Serpents have fascinated us for millenia, and have helped us to connect with worlds beyond imagination, and even to imagine the world before Creation itself. Long before Christ was born, humans recognized the power of serpents and honored them as wisdomkeepers—teachers of visionary awareness, oracles of transformation, guardians of abundance & fertility, and masters of the cycles of nature that surround and enfold us.
The serpent’s shedding of its skin teaches us the power of life, death, and rebirth, and the ancients believed that serpents were immortal, capable of infinitely rebirthing themselves in new forms by shedding their old ways. It is perhaps for this reason that the Serpent was chosen to represent infinite power of Nature itself.
The Ouroboros, the serpent who swallows its tail, is one of the oldest symbols of the cycles of nature known to human history. This Serpent has spoken to us of wholeness and the infinite cycle of nature’s endless creation since ancient Egypt—more than 15,000 years ago!
The first known appearance of the ouroboros motif dates from the 14th century BC is depicted on the second gilded shrine of Tutankhamun in the Enigmatic Book of the Netherworld.
The cryptographic nature of Egyptian spellwork such as that depicting the first Ouroboros have led to many meanings for this sacred serpent symbol. It was adopted by Greek magicians and entered the alchemical work of European Gnostic and Hermetic teachings, becoming a symbol for introspection and the eternal cycles of life recreating itself and the infinite unity of all things.
But the Ouroboros transcends European history. This powerful symbol has arisen simultaneously between cultures around the world with similar meanings, and with no known history of contact. A common belief among indigenous people of the tropical lowlands of South America that waters at the edge of the world-disc are encircled by a snake, often an anaconda, biting its own tail. In Nordic cultures, Jörmungandr the World Serpent encircles the world, and when it releases its tail apocalypse will follow.

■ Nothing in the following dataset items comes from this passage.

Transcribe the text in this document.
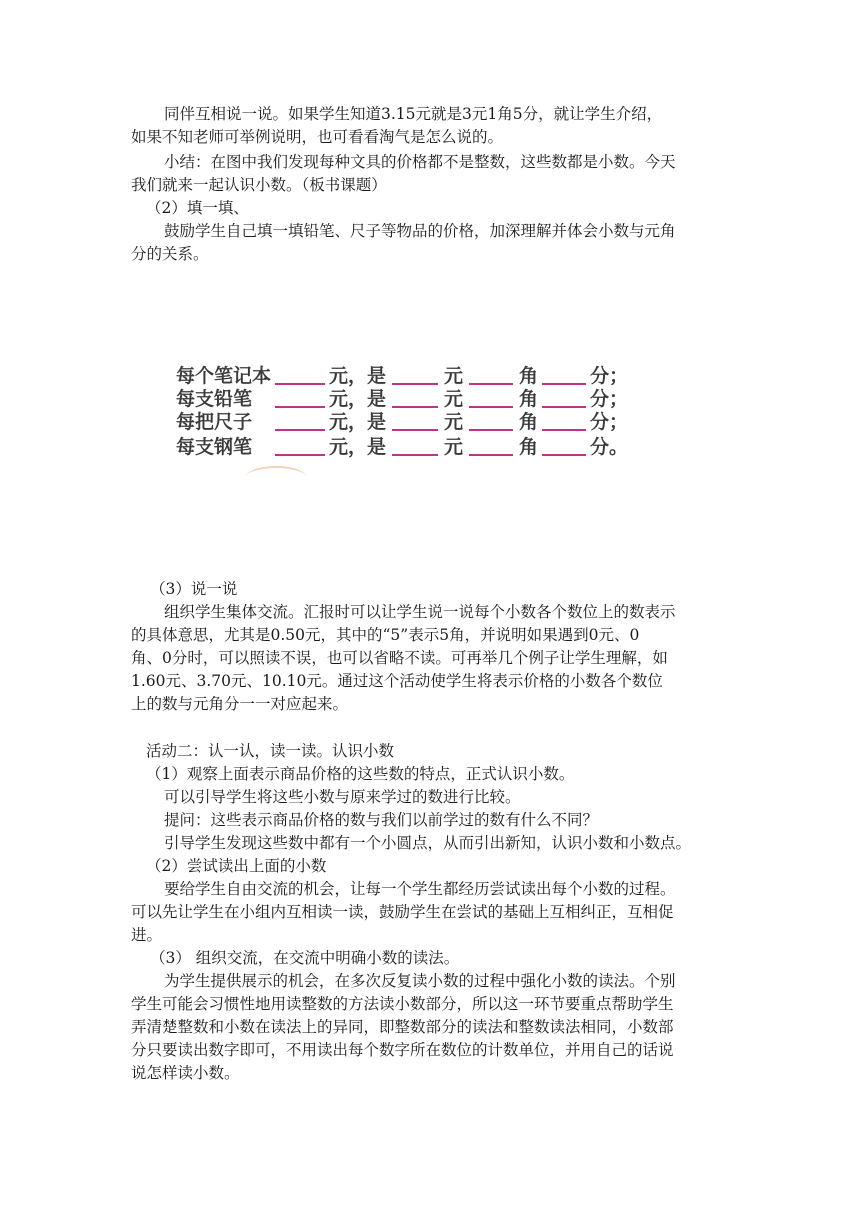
同伴互相说一说。如果学生知道3.15元就是3元1角5分，就让学生介绍，

如果不知老师可举例说明，也可看看淘气是怎么说的。

小结：在图中我们发现每种文具的价格都不是整数，这些数都是小数。今天

我们就来一起认识小数。（板书课题）

（2）填一填、

鼓励学生自己填一填铅笔、尺子等物品的价格，加深理解并体会小数与元角

分的关系。

每个笔记本	元，是	元	角	分；
每支铅笔	元，是	元	角	分；
每把尺子	元，是	元	角	分；
每支钢笔	元，是	元	角	分。

（3）说一说

组织学生集体交流。汇报时可以让学生说一说每个小数各个数位上的数表示

的具体意思，尤其是0.50元，其中的“5”表示5角，并说明如果遇到0元、0

角、0分时，可以照读不误，也可以省略不读。可再举几个例子让学生理解，如

1.60元、3.70元、10.10元。通过这个活动使学生将表示价格的小数各个数位

上的数与元角分一一对应起来。

活动二：认一认，读一读。认识小数

（1）观察上面表示商品价格的这些数的特点，正式认识小数。

可以引导学生将这些小数与原来学过的数进行比较。

提问：这些表示商品价格的数与我们以前学过的数有什么不同？

引导学生发现这些数中都有一个小圆点，从而引出新知，认识小数和小数点。

（2）尝试读出上面的小数

要给学生自由交流的机会，让每一个学生都经历尝试读出每个小数的过程。

可以先让学生在小组内互相读一读，鼓励学生在尝试的基础上互相纠正，互相促

进。

（3） 组织交流，在交流中明确小数的读法。

为学生提供展示的机会，在多次反复读小数的过程中强化小数的读法。个别

学生可能会习惯性地用读整数的方法读小数部分，所以这一环节要重点帮助学生

弄清楚整数和小数在读法上的异同，即整数部分的读法和整数读法相同，小数部

分只要读出数字即可，不用读出每个数字所在数位的计数单位，并用自己的话说

说怎样读小数。
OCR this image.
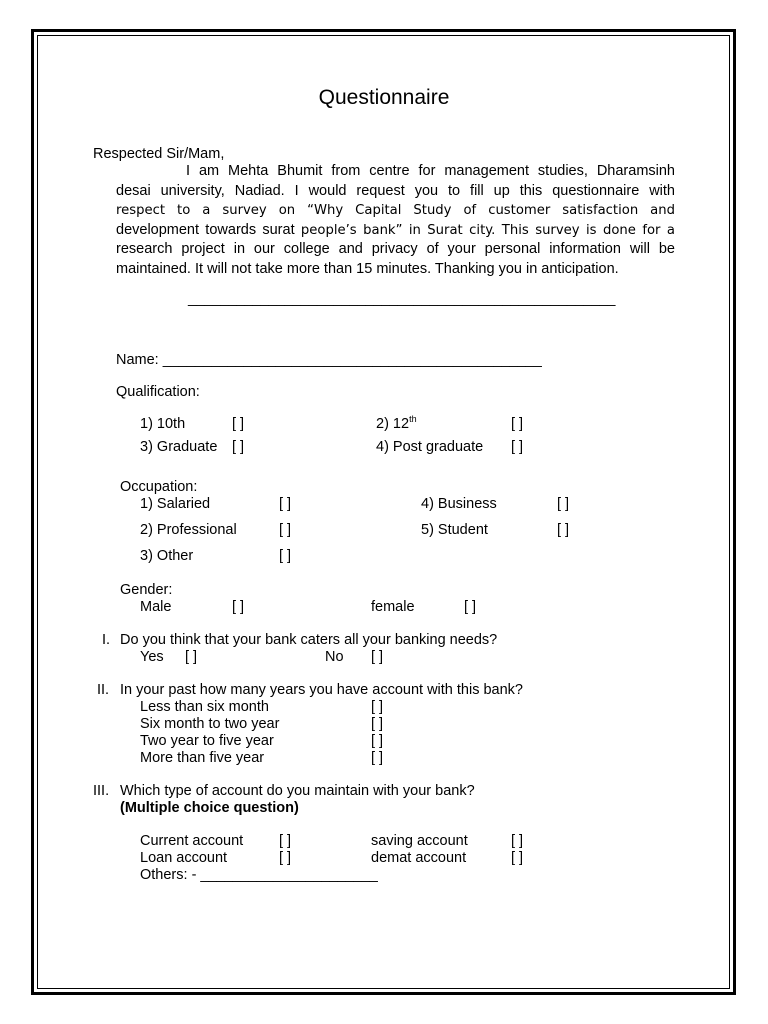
Questionnaire
Respected Sir/Mam,
I am Mehta Bhumit from centre for management studies, Dharamsinh
desai university, Nadiad. I would request you to fill up this questionnaire with
respect to a survey on “Why Capital Study of customer satisfaction and
development towards surat people’s bank” in Surat city. This survey is done for a
research project in our college and privacy of your personal information will be
maintained. It will not take more than 15 minutes. Thanking you in anticipation.
_____________________________________________________
Name: _______________________________________________
Qualification:
1) 10th	[ ]	2) 12th	[ ]
3) Graduate [ ]	4) Post graduate [ ]
Occupation:
1) Salaried	[ ]	4) Business	[ ]
2) Professional	[ ]	5) Student	[ ]
3) Other	[ ]
Gender:
Male	[ ]	female	[ ]
I. Do you think that your bank caters all your banking needs?
Yes [ ]	No [ ]
II. In your past how many years you have account with this bank?
Less than six month	[ ]
Six month to two year	[ ]
Two year to five year	[ ]
More than five year	[ ]
III. Which type of account do you maintain with your bank?
(Multiple choice question)
Current account [ ]	saving account	[ ]
Loan account	[ ]	demat account	[ ]
Others: - ______________________
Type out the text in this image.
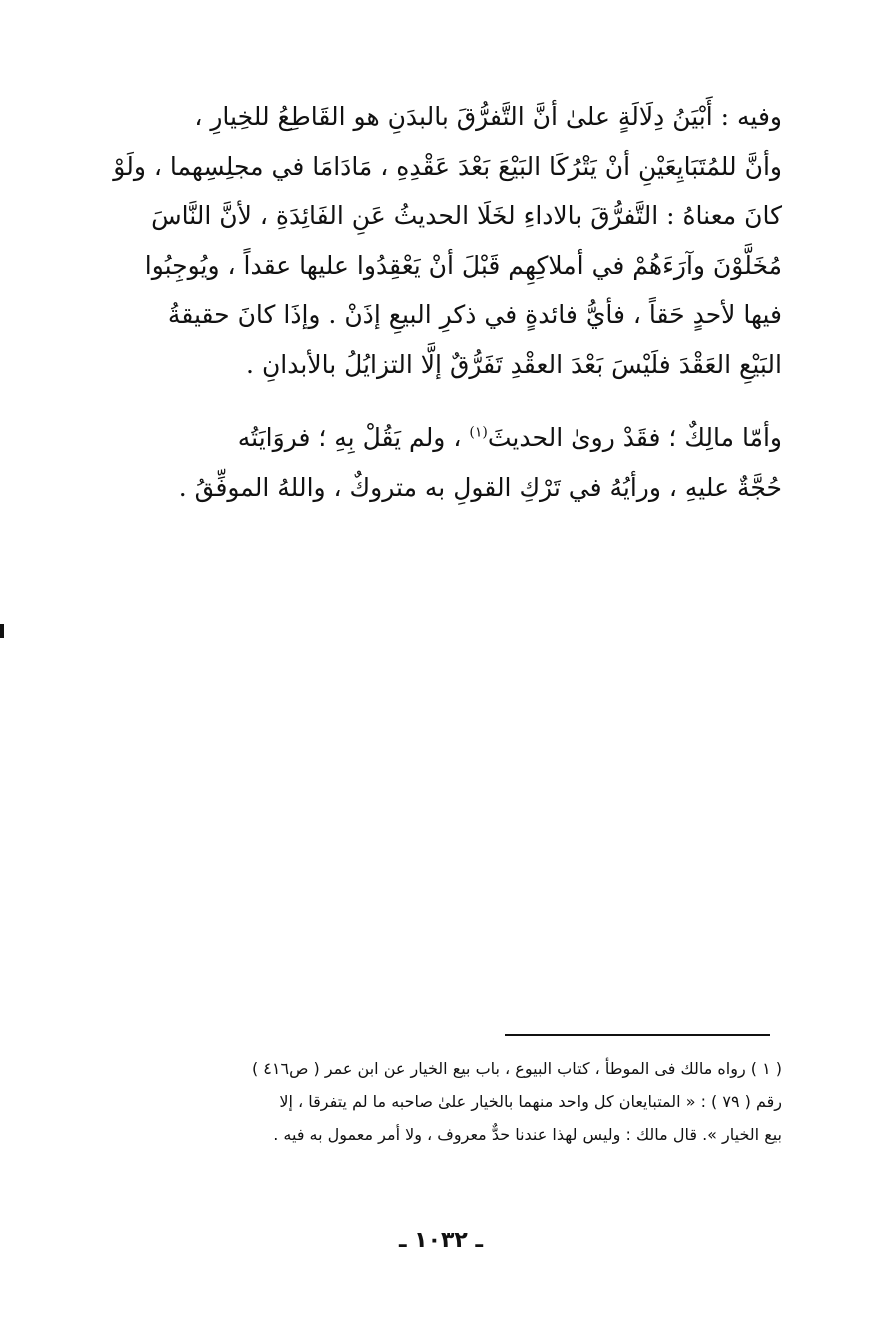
وفيه : أَبْيَنُ دِلَالَةٍ علىٰ أنَّ التَّفرُّقَ بالبدَنِ هو القَاطِعُ للخِيارِ ،

وأنَّ للمُتَبَايِعَيْنِ أنْ يَتْرُكَا البَيْعَ بَعْدَ عَقْدِهِ ، مَادَامَا في مجلِسِهما ، ولَوْ

كانَ معناهُ : التَّفرُّقَ بالاداءِ لخَلَا الحديثُ عَنِ الفَائِدَةِ ، لأنَّ النَّاسَ

مُخَلَّوْنَ وآرَءَهُمْ في أملاكِهِم قَبْلَ أنْ يَعْقِدُوا عليها عقداً ، ويُوجِبُوا

فيها لأحدٍ حَقاً ، فأيُّ فائدةٍ في ذكرِ البيعِ إذَنْ . وإذَا كانَ حقيقةُ

البَيْعِ العَقْدَ فلَيْسَ بَعْدَ العقْدِ تَفَرُّقٌ إلَّا التزايُلُ بالأبدانِ .

وأمّا مالِكٌ ؛ فقَدْ روىٰ الحديثَ$^{(١)}$ ، ولم يَقُلْ بِهِ ؛ فروَايَتُه

حُجَّةٌ عليهِ ، ورأيُهُ في تَرْكِ القولِ به متروكٌ ، واللهُ الموفِّقُ .

( ١ ) رواه مالك فى الموطأ ، كتاب البيوع ، باب بيع الخيار عن ابن عمر ( ص٤١٦ )

رقم ( ٧٩ ) : « المتبايعان كل واحد منهما بالخيار علىٰ صاحبه ما لم يتفرقا ، إلا

بيع الخيار ». قال مالك : وليس لهذا عندنا حدٌّ معروف ، ولا أمر معمول به فيه .

ـ ١٠٣٢ ـ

It is said of the Ouroboros in the early alchemical writings (400 BCE) that it represents “the all is One.” In this sense, all other meanings of the Ouroboros are contained—the balance of masculine and feminine energy, the liberation of unity, and the boundary between the world as we know it and what lies beyond. The Infinite Serpent, guardian of the cosmic order of all things, continues to inspire us and connect us to the wisdom of the Serpents, and to remind us of the sacred cycle of creation, destruction, and rebirth.